I am performing parameter selection using GridSearchCv
(sklearn package in python) where the model is an Elastic Net with a Logistic loss (i.e a logistic regression with L1- and L2- norm regularization penalties). I am using SGDClassifier
to implement this model. There are two parameters I am interested in searching the optimal values for: alpha
(the constant that multiplies the regularization term) and l1_ratio
(the Elastic Net mixing parameter). My data set has ~300,000 rows.

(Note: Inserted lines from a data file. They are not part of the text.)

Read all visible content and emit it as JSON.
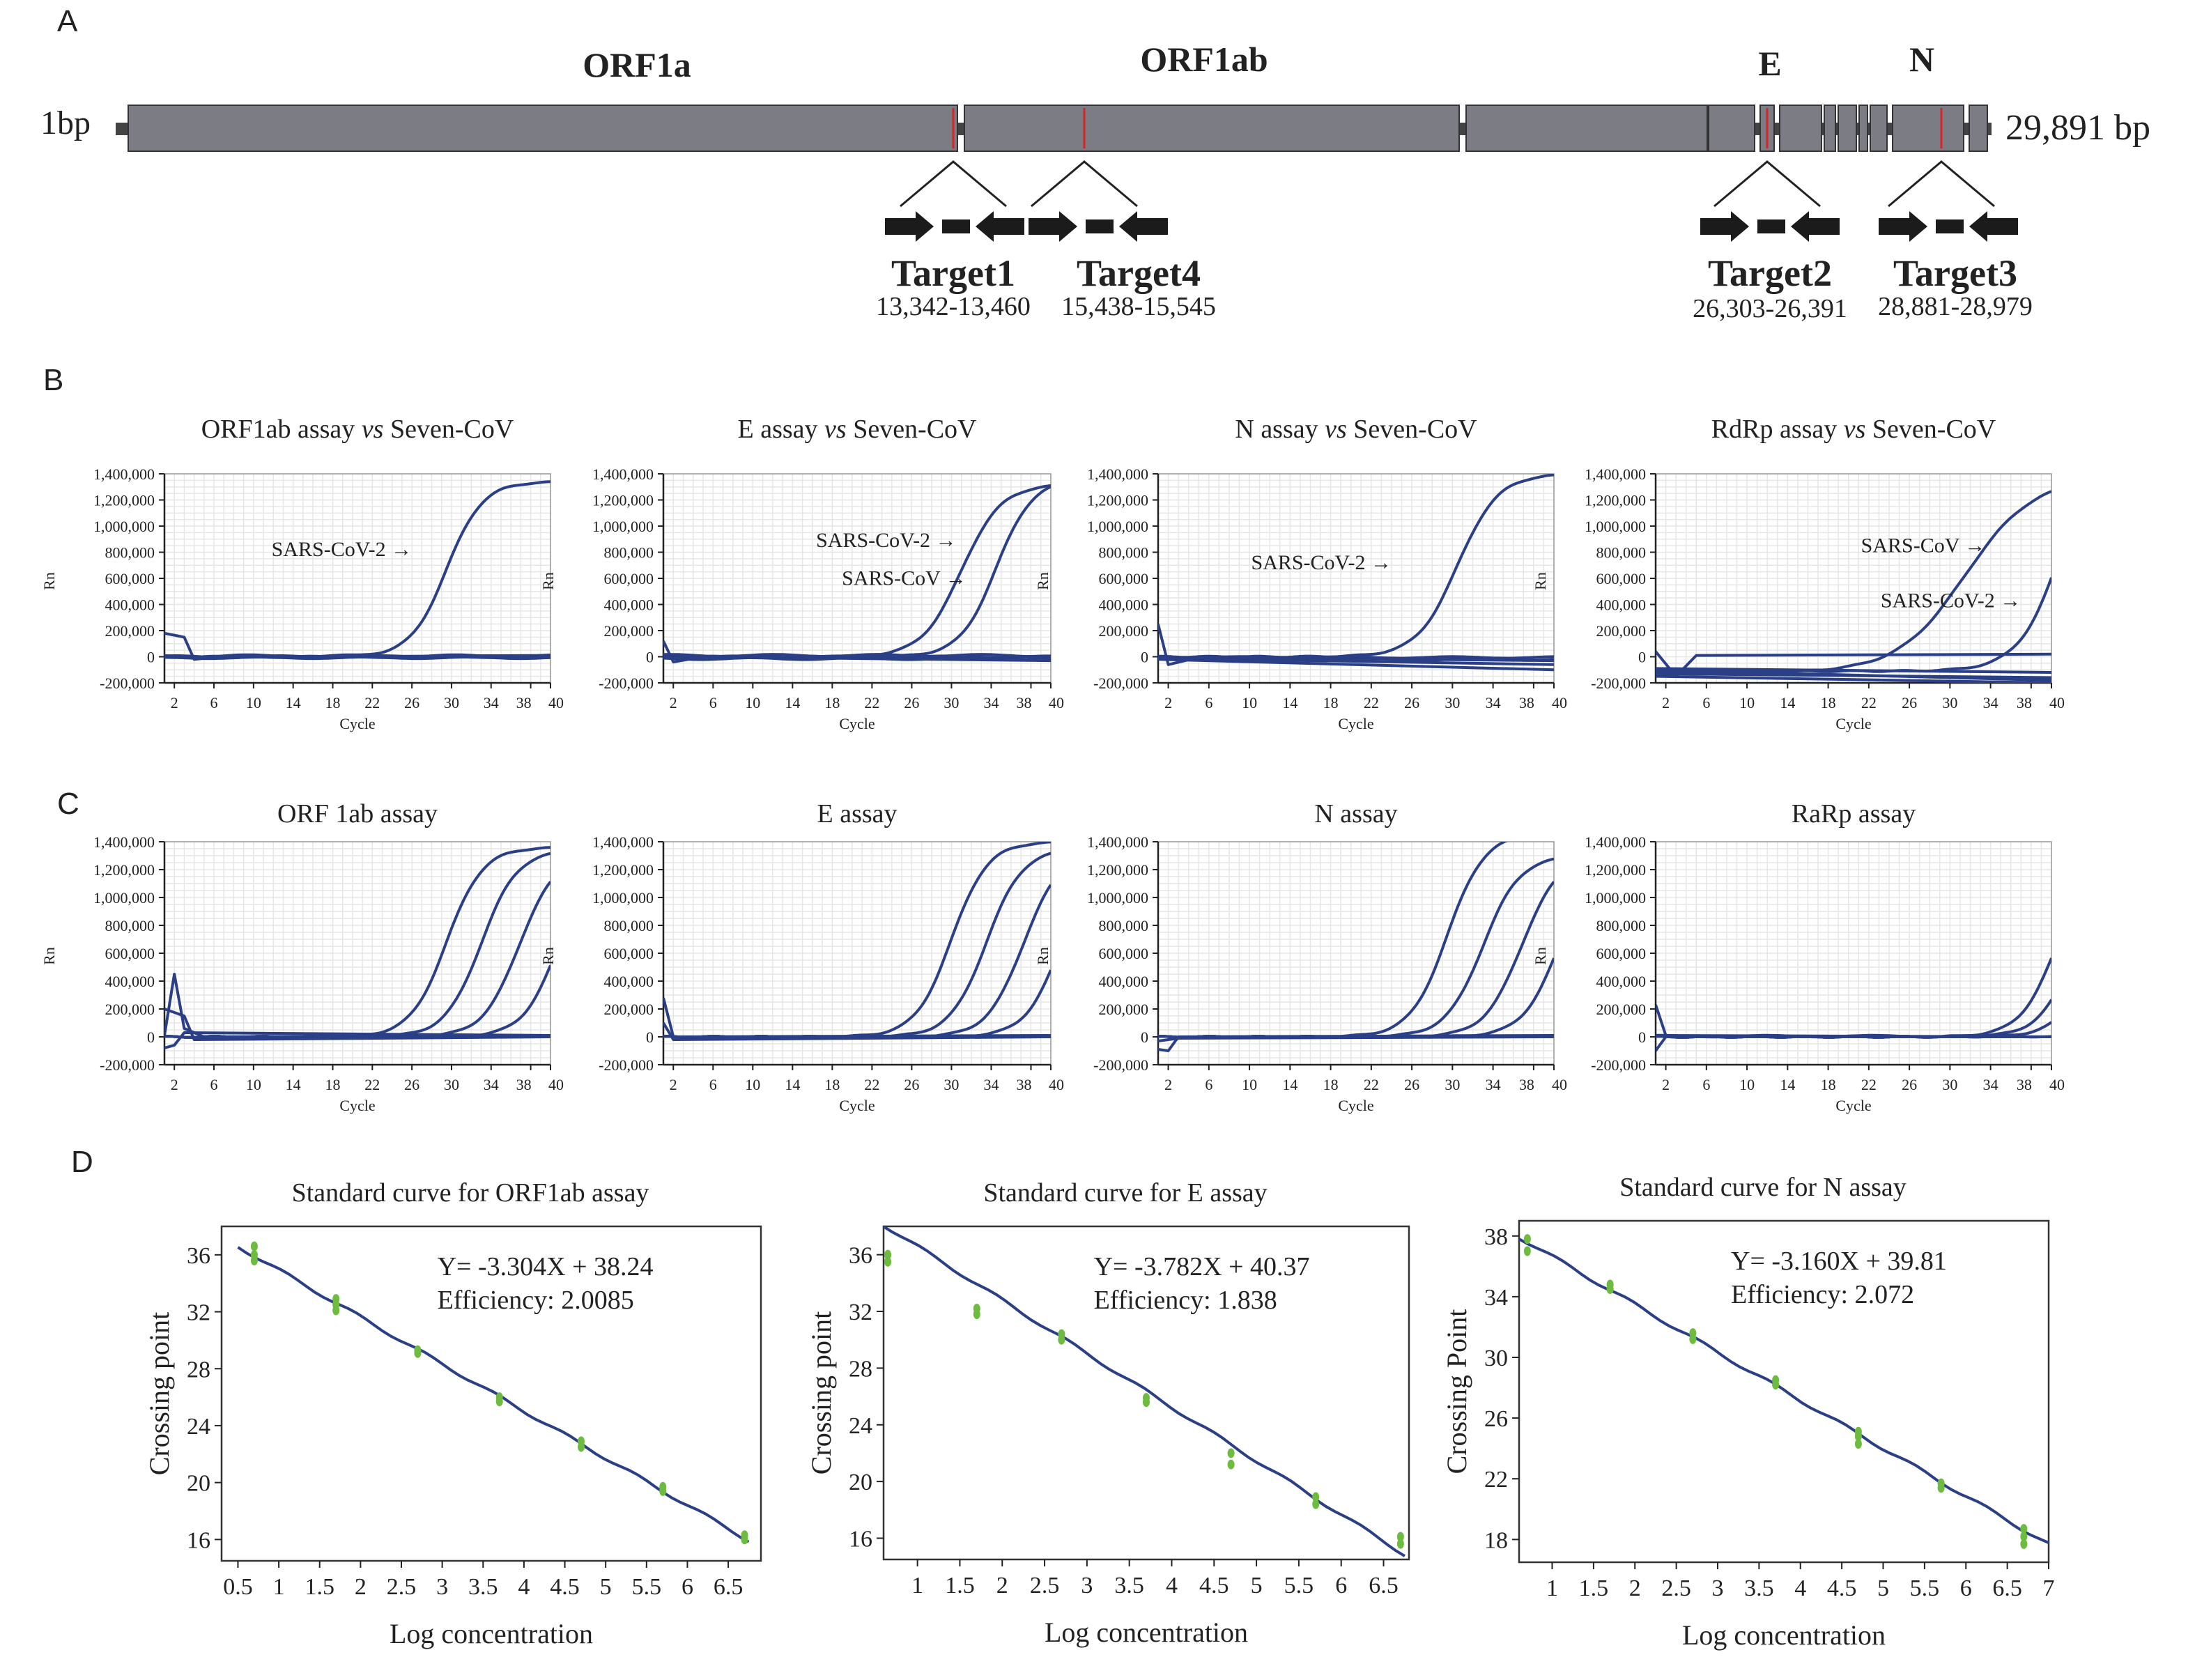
{
  "panel_labels": {
    "a": "A",
    "b": "B",
    "c": "C",
    "d": "D"
  },
  "genome": {
    "start_label": "1bp",
    "end_label": "29,891 bp",
    "genes": [
      "ORF1a",
      "ORF1ab",
      "E",
      "N"
    ],
    "targets": [
      {
        "name": "Target1",
        "range": "13,342-13,460"
      },
      {
        "name": "Target4",
        "range": "15,438-15,545"
      },
      {
        "name": "Target2",
        "range": "26,303-26,391"
      },
      {
        "name": "Target3",
        "range": "28,881-28,979"
      }
    ]
  },
  "colors": {
    "gene_fill": "#7b7c84",
    "marker": "#d7252a",
    "curve": "#2a3f86",
    "point": "#6dbb3f",
    "grid": "#e6e6e6"
  },
  "amp_y_ticks": [
    "1,400,000",
    "1,200,000",
    "1,000,000",
    "800,000",
    "600,000",
    "400,000",
    "200,000",
    "0",
    "-200,000"
  ],
  "amp_x_ticks": [
    "2",
    "6",
    "10",
    "14",
    "18",
    "22",
    "26",
    "30",
    "34",
    "38",
    "40"
  ],
  "chart_data": [
    {
      "type": "line",
      "panel": "B",
      "title": "ORF1ab assay vs Seven-CoV",
      "title_parts": [
        "ORF1ab assay ",
        "vs",
        " Seven-CoV"
      ],
      "xlabel": "Cycle",
      "ylabel": "Rn",
      "xlim": [
        1,
        40
      ],
      "ylim": [
        -200000,
        1400000
      ],
      "grid": true,
      "annotations": [
        {
          "text": "SARS-CoV-2 →",
          "x": 26,
          "y": 770000
        }
      ],
      "series": [
        {
          "type": "sigmoid",
          "amp": 1340000,
          "mid": 29.5,
          "k": 0.55
        },
        {
          "type": "spike",
          "values": [
            [
              1,
              180000
            ],
            [
              3,
              150000
            ],
            [
              4,
              -20000
            ],
            [
              6,
              -5000
            ],
            [
              40,
              10000
            ]
          ]
        },
        {
          "type": "wavy",
          "base": 0,
          "wobble": 8000,
          "phase": 0.3
        },
        {
          "type": "wavy",
          "base": -8000,
          "wobble": 6000,
          "phase": 1.4
        },
        {
          "type": "wavy",
          "base": 6000,
          "wobble": 9000,
          "phase": 2.2
        },
        {
          "type": "wavy",
          "base": -2000,
          "wobble": 5000,
          "phase": 3.1
        }
      ]
    },
    {
      "type": "line",
      "panel": "B",
      "title": "E assay vs Seven-CoV",
      "title_parts": [
        "E assay ",
        "vs",
        " Seven-CoV"
      ],
      "xlabel": "Cycle",
      "ylabel": "Rn",
      "xlim": [
        1,
        40
      ],
      "ylim": [
        -200000,
        1400000
      ],
      "grid": true,
      "annotations": [
        {
          "text": "SARS-CoV-2 →",
          "x": 30.5,
          "y": 840000
        },
        {
          "text": "SARS-CoV →",
          "x": 31.5,
          "y": 550000
        }
      ],
      "series": [
        {
          "type": "sigmoid",
          "amp": 1320000,
          "mid": 31,
          "k": 0.5
        },
        {
          "type": "sigmoid",
          "amp": 1360000,
          "mid": 34.5,
          "k": 0.55
        },
        {
          "type": "spike",
          "values": [
            [
              1,
              120000
            ],
            [
              2,
              -40000
            ],
            [
              5,
              0
            ],
            [
              40,
              -30000
            ]
          ]
        },
        {
          "type": "wavy",
          "base": 10000,
          "wobble": 8000,
          "phase": 0.6
        },
        {
          "type": "wavy",
          "base": -15000,
          "wobble": 7000,
          "phase": 1.9
        },
        {
          "type": "wavy",
          "base": 0,
          "wobble": 6000,
          "phase": 2.8
        }
      ]
    },
    {
      "type": "line",
      "panel": "B",
      "title": "N assay vs Seven-CoV",
      "title_parts": [
        "N assay ",
        "vs",
        " Seven-CoV"
      ],
      "xlabel": "Cycle",
      "ylabel": "Rn",
      "xlim": [
        1,
        40
      ],
      "ylim": [
        -200000,
        1400000
      ],
      "grid": true,
      "annotations": [
        {
          "text": "SARS-CoV-2 →",
          "x": 24,
          "y": 670000
        }
      ],
      "series": [
        {
          "type": "sigmoid",
          "amp": 1400000,
          "mid": 30.5,
          "k": 0.5
        },
        {
          "type": "spike",
          "values": [
            [
              1,
              250000
            ],
            [
              2,
              -60000
            ],
            [
              5,
              -5000
            ],
            [
              40,
              -30000
            ]
          ]
        },
        {
          "type": "drift",
          "values": [
            [
              1,
              -20000
            ],
            [
              40,
              -100000
            ]
          ]
        },
        {
          "type": "drift",
          "values": [
            [
              1,
              -10000
            ],
            [
              40,
              -60000
            ]
          ]
        },
        {
          "type": "wavy",
          "base": -20000,
          "wobble": 7000,
          "phase": 1.1
        },
        {
          "type": "wavy",
          "base": -5000,
          "wobble": 6000,
          "phase": 2.4
        }
      ]
    },
    {
      "type": "line",
      "panel": "B",
      "title": "RdRp assay vs Seven-CoV",
      "title_parts": [
        "RdRp assay ",
        "vs",
        " Seven-CoV"
      ],
      "xlabel": "Cycle",
      "ylabel": "Rn",
      "xlim": [
        1,
        40
      ],
      "ylim": [
        -200000,
        1400000
      ],
      "grid": true,
      "annotations": [
        {
          "text": "SARS-CoV →",
          "x": 33.5,
          "y": 800000
        },
        {
          "text": "SARS-CoV-2 →",
          "x": 37,
          "y": 380000
        }
      ],
      "series": [
        {
          "type": "sigmoid",
          "amp": 1370000,
          "mid": 31.5,
          "k": 0.3,
          "base": -120000
        },
        {
          "type": "sigmoid",
          "amp": 2000000,
          "mid": 41.5,
          "k": 0.45,
          "base": -110000
        },
        {
          "type": "drift",
          "values": [
            [
              1,
              40000
            ],
            [
              3,
              -150000
            ],
            [
              5,
              10000
            ],
            [
              40,
              20000
            ]
          ]
        },
        {
          "type": "drift",
          "values": [
            [
              1,
              -130000
            ],
            [
              40,
              -160000
            ]
          ]
        },
        {
          "type": "drift",
          "values": [
            [
              1,
              -100000
            ],
            [
              40,
              -180000
            ]
          ]
        },
        {
          "type": "drift",
          "values": [
            [
              1,
              -90000
            ],
            [
              40,
              -120000
            ]
          ]
        },
        {
          "type": "drift",
          "values": [
            [
              1,
              -150000
            ],
            [
              40,
              -200000
            ]
          ]
        }
      ]
    },
    {
      "type": "line",
      "panel": "C",
      "title": "ORF 1ab assay",
      "xlabel": "Cycle",
      "ylabel": "Rn",
      "xlim": [
        1,
        40
      ],
      "ylim": [
        -200000,
        1400000
      ],
      "grid": true,
      "series": [
        {
          "type": "sigmoid",
          "amp": 1360000,
          "mid": 29.5,
          "k": 0.55
        },
        {
          "type": "sigmoid",
          "amp": 1340000,
          "mid": 33,
          "k": 0.55
        },
        {
          "type": "sigmoid",
          "amp": 1300000,
          "mid": 36.8,
          "k": 0.55
        },
        {
          "type": "sigmoid",
          "amp": 1300000,
          "mid": 40.8,
          "k": 0.55
        },
        {
          "type": "spike",
          "values": [
            [
              1,
              10000
            ],
            [
              2,
              450000
            ],
            [
              3,
              60000
            ],
            [
              5,
              0
            ],
            [
              40,
              10000
            ]
          ]
        },
        {
          "type": "spike",
          "values": [
            [
              1,
              200000
            ],
            [
              3,
              150000
            ],
            [
              4,
              -20000
            ],
            [
              40,
              0
            ]
          ]
        },
        {
          "type": "spike",
          "values": [
            [
              1,
              -80000
            ],
            [
              2,
              -60000
            ],
            [
              3,
              30000
            ],
            [
              40,
              10000
            ]
          ]
        }
      ]
    },
    {
      "type": "line",
      "panel": "C",
      "title": "E assay",
      "xlabel": "Cycle",
      "ylabel": "Rn",
      "xlim": [
        1,
        40
      ],
      "ylim": [
        -200000,
        1400000
      ],
      "grid": true,
      "series": [
        {
          "type": "sigmoid",
          "amp": 1400000,
          "mid": 30,
          "k": 0.55
        },
        {
          "type": "sigmoid",
          "amp": 1350000,
          "mid": 33.5,
          "k": 0.55
        },
        {
          "type": "sigmoid",
          "amp": 1320000,
          "mid": 37.2,
          "k": 0.55
        },
        {
          "type": "sigmoid",
          "amp": 1300000,
          "mid": 41,
          "k": 0.55
        },
        {
          "type": "spike",
          "values": [
            [
              1,
              280000
            ],
            [
              2,
              0
            ],
            [
              40,
              10000
            ]
          ]
        },
        {
          "type": "spike",
          "values": [
            [
              1,
              100000
            ],
            [
              2,
              -20000
            ],
            [
              40,
              0
            ]
          ]
        }
      ]
    },
    {
      "type": "line",
      "panel": "C",
      "title": "N assay",
      "xlabel": "Cycle",
      "ylabel": "Rn",
      "xlim": [
        1,
        40
      ],
      "ylim": [
        -200000,
        1400000
      ],
      "grid": true,
      "series": [
        {
          "type": "sigmoid",
          "amp": 1460000,
          "mid": 29.5,
          "k": 0.55
        },
        {
          "type": "sigmoid",
          "amp": 1300000,
          "mid": 33,
          "k": 0.55
        },
        {
          "type": "sigmoid",
          "amp": 1300000,
          "mid": 36.8,
          "k": 0.55
        },
        {
          "type": "sigmoid",
          "amp": 1300000,
          "mid": 40.5,
          "k": 0.55
        },
        {
          "type": "spike",
          "values": [
            [
              1,
              -90000
            ],
            [
              2,
              -100000
            ],
            [
              3,
              0
            ],
            [
              40,
              10000
            ]
          ]
        },
        {
          "type": "spike",
          "values": [
            [
              1,
              -30000
            ],
            [
              2,
              -20000
            ],
            [
              3,
              -10000
            ],
            [
              40,
              0
            ]
          ]
        }
      ]
    },
    {
      "type": "line",
      "panel": "C",
      "title": "RaRp assay",
      "xlabel": "Cycle",
      "ylabel": "Rn",
      "xlim": [
        1,
        40
      ],
      "ylim": [
        -200000,
        1400000
      ],
      "grid": true,
      "series": [
        {
          "type": "sigmoid",
          "amp": 1300000,
          "mid": 40.5,
          "k": 0.55
        },
        {
          "type": "sigmoid",
          "amp": 1300000,
          "mid": 42.5,
          "k": 0.55
        },
        {
          "type": "sigmoid",
          "amp": 1300000,
          "mid": 44.5,
          "k": 0.55
        },
        {
          "type": "spike",
          "values": [
            [
              1,
              230000
            ],
            [
              2,
              10000
            ],
            [
              40,
              0
            ]
          ]
        },
        {
          "type": "spike",
          "values": [
            [
              1,
              -100000
            ],
            [
              2,
              0
            ],
            [
              40,
              0
            ]
          ]
        },
        {
          "type": "wavy",
          "base": 5000,
          "wobble": 6000,
          "phase": 0.7
        }
      ]
    },
    {
      "type": "scatter",
      "panel": "D",
      "title": "Standard curve for ORF1ab assay",
      "xlabel": "Log concentration",
      "ylabel": "Crossing point",
      "equation": "Y= -3.304X + 38.24",
      "efficiency": "Efficiency: 2.0085",
      "xlim": [
        0.3,
        6.9
      ],
      "ylim": [
        14.5,
        38
      ],
      "x_ticks": [
        0.5,
        1,
        1.5,
        2,
        2.5,
        3,
        3.5,
        4,
        4.5,
        5,
        5.5,
        6,
        6.5
      ],
      "x_tick_labels": [
        "0.5",
        "1",
        "1.5",
        "2",
        "2.5",
        "3",
        "3.5",
        "4",
        "4.5",
        "5",
        "5.5",
        "6",
        "6.5"
      ],
      "y_ticks": [
        16,
        20,
        24,
        28,
        32,
        36
      ],
      "fit": {
        "slope": -3.304,
        "intercept": 38.24,
        "x": [
          0.5,
          6.75
        ]
      },
      "points": [
        [
          0.7,
          36.6
        ],
        [
          0.7,
          36.0
        ],
        [
          0.7,
          35.6
        ],
        [
          1.7,
          32.9
        ],
        [
          1.7,
          32.5
        ],
        [
          1.7,
          32.1
        ],
        [
          2.7,
          29.3
        ],
        [
          2.7,
          29.1
        ],
        [
          3.7,
          26.0
        ],
        [
          3.7,
          25.7
        ],
        [
          4.7,
          22.9
        ],
        [
          4.7,
          22.5
        ],
        [
          5.7,
          19.7
        ],
        [
          5.7,
          19.4
        ],
        [
          6.7,
          16.3
        ],
        [
          6.7,
          16.0
        ]
      ]
    },
    {
      "type": "scatter",
      "panel": "D",
      "title": "Standard curve for E assay",
      "xlabel": "Log concentration",
      "ylabel": "Crossing point",
      "equation": "Y= -3.782X + 40.37",
      "efficiency": "Efficiency: 1.838",
      "xlim": [
        0.6,
        6.8
      ],
      "ylim": [
        14.5,
        38
      ],
      "x_ticks": [
        1,
        1.5,
        2,
        2.5,
        3,
        3.5,
        4,
        4.5,
        5,
        5.5,
        6,
        6.5
      ],
      "x_tick_labels": [
        "1",
        "1.5",
        "2",
        "2.5",
        "3",
        "3.5",
        "4",
        "4.5",
        "5",
        "5.5",
        "6",
        "6.5"
      ],
      "y_ticks": [
        16,
        20,
        24,
        28,
        32,
        36
      ],
      "fit": {
        "slope": -3.782,
        "intercept": 40.37,
        "x": [
          0.6,
          6.75
        ]
      },
      "points": [
        [
          0.65,
          36.0
        ],
        [
          0.65,
          35.5
        ],
        [
          1.7,
          32.2
        ],
        [
          1.7,
          31.8
        ],
        [
          2.7,
          30.4
        ],
        [
          2.7,
          30.0
        ],
        [
          3.7,
          25.9
        ],
        [
          3.7,
          25.6
        ],
        [
          4.7,
          22.0
        ],
        [
          4.7,
          21.2
        ],
        [
          5.7,
          18.9
        ],
        [
          5.7,
          18.4
        ],
        [
          6.7,
          16.1
        ],
        [
          6.7,
          15.6
        ]
      ]
    },
    {
      "type": "scatter",
      "panel": "D",
      "title": "Standard curve for N assay",
      "xlabel": "Log concentration",
      "ylabel": "Crossing Point",
      "equation": "Y= -3.160X + 39.81",
      "efficiency": "Efficiency: 2.072",
      "xlim": [
        0.6,
        7.0
      ],
      "ylim": [
        16.5,
        39
      ],
      "x_ticks": [
        1,
        1.5,
        2,
        2.5,
        3,
        3.5,
        4,
        4.5,
        5,
        5.5,
        6,
        6.5,
        7
      ],
      "x_tick_labels": [
        "1",
        "1.5",
        "2",
        "2.5",
        "3",
        "3.5",
        "4",
        "4.5",
        "5",
        "5.5",
        "6",
        "6.5",
        "7"
      ],
      "y_ticks": [
        18,
        22,
        26,
        30,
        34,
        38
      ],
      "fit": {
        "slope": -3.16,
        "intercept": 39.81,
        "x": [
          0.6,
          7.0
        ]
      },
      "points": [
        [
          0.7,
          37.8
        ],
        [
          0.7,
          37.0
        ],
        [
          1.7,
          34.8
        ],
        [
          1.7,
          34.5
        ],
        [
          2.7,
          31.6
        ],
        [
          2.7,
          31.2
        ],
        [
          3.7,
          28.5
        ],
        [
          3.7,
          28.2
        ],
        [
          4.7,
          25.1
        ],
        [
          4.7,
          24.8
        ],
        [
          4.7,
          24.3
        ],
        [
          5.7,
          21.7
        ],
        [
          5.7,
          21.4
        ],
        [
          6.7,
          18.7
        ],
        [
          6.7,
          18.2
        ],
        [
          6.7,
          17.7
        ]
      ]
    }
  ]
}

I initialize the model as follows:
sgd_ela = SGDClassifier(alpha=0.00001, fit_intercept=True, l1_ratio=0.1,loss='log', penalty='elasticnet')
and the searching fxn. as follows:
GridSearchCV(estimator=sgd_ela, cv=8, param_grid=tune_para)
,
with tuning parameters:
tune_para = [{'l1_ratio': np.linspace(0.1,1,10).tolist(),'alpha':[0.00001, 0.0001, 0.001, 0.01, 0.1, 1]}]
.
I get the best_params
(of alpha
and l1_ratio
) upon running the code. However, in repeated runs, I do not get the same set of best parameters. I am interested to know why is this the case, and if possible, how can I overcome it?
Try setting the random seed if you want to get the same result each time.